I Told You So : He's a Right-wing Nutball

Wild-eyed crazy Davey is good for a laugh now and then; the context is a blog entry designed to show a) the "liberal" media and b) the alleged incompetence and/or gutlessness of the Democratic candidates. The fact to keep in mind is that he's denied being a part of "any" wing, and gets offended when I term Randian wackos like himself rightwingers:

"Remember all that liberal propaganda you were fed in high school about how the evil robber barons oppressed their workers, stuffing them all in sweatshops and unsafe factories and making them work 25 hours a day? (Until the noble Progressives intervened with their legislation and unions, of course.) .."

Oh he is clever in his mendacity: he's at his best smarmy quasi-honesty in the above quote, but it's only to turn it on John Kerry, who told Peter Jennings that "the workplace of America, Peter, has never been as unfair for the average American as it is today." So in order to disingenuously crap on the liberal of today, he had to let the cat out of the bag a bit in candidly crapping on the liberals of yesterday. What's up? Is he really admitting that the olden days were more unfair? No, he just wants to slam Kerry's hyperbole.

The point is that he sees the laissez-faire days as a paradise from which man was cast out by evil Progressives. But wait, that's not true either, for as he asserted in the infamous PETCO thread among other places on Primer, government regulation actually accomplishes nothing: unfair business practices are entirely market-corrected, or are solved by lawsuits. In other words, the Pure Food and Drug Act, which resulted from public outcry from the lurid descriptions of Sinclair's The Jungle, did not stop the meat processing plants of the glory days from selling canned rat droppings, only consumer pressure and the threat of product liability lawsuits did the trick. Right.

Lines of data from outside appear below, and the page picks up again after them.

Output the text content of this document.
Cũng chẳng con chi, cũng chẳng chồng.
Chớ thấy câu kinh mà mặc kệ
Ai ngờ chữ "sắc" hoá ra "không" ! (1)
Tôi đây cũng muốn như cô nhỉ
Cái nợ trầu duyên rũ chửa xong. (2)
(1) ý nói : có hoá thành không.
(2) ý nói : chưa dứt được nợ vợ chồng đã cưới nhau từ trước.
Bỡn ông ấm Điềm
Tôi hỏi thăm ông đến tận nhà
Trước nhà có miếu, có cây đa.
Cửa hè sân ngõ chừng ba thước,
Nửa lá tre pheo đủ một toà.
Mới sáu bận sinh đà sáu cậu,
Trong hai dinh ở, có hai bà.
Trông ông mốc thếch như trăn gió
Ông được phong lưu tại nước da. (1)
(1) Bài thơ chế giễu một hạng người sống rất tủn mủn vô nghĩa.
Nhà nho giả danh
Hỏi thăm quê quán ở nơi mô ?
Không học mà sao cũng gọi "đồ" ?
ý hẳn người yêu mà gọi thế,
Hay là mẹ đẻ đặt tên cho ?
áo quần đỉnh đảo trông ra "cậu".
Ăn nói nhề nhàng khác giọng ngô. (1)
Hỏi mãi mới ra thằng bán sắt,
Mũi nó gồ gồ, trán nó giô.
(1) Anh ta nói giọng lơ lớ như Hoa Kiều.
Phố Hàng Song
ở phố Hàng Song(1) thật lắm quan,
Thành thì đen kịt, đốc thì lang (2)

Never one to completely free himself from the "virtue of selfishness," Nieporent neglects to remind the reader of his conflict of interest: he's a lawyer.

Next we have a glimpse of the toe of racism creeping from his closet:

"Brit Hume asking Al Sharpton, without smirking, what to do about the chaos in Iran: 'As president, how would you deal with the situation in Iran?' (Next: asking Sharpton, 'As head of the Princeton Plasma Physics Laboratory , what would you do to help advance research into fusion technology?')"

You see, Sharpton's too stupid to have any opinion on Iran, Crazy Davey's saying. What I think he means is that Sharpton is a single-issue guy, that issue is race, and so the Reverend is incapable of intelligent opinion on "peripheral" subjects. If this is an accurate description, then once again Nieporent is a pot calling the kettle -- literally, in this case -- black: for Nieporent himself is the ultimate single-issue machine, in his instance it's to a tribalist cause, yet none of his political enemies, to my knowledge, have accused him of letting this fact render him incapable of having intelligent opinions on other subjects. Of course, I must immediately add that when I say "intelligent opinions," I mean that they are often cleverly dishonest, ingeniously corrupt, or fascinatingly insane.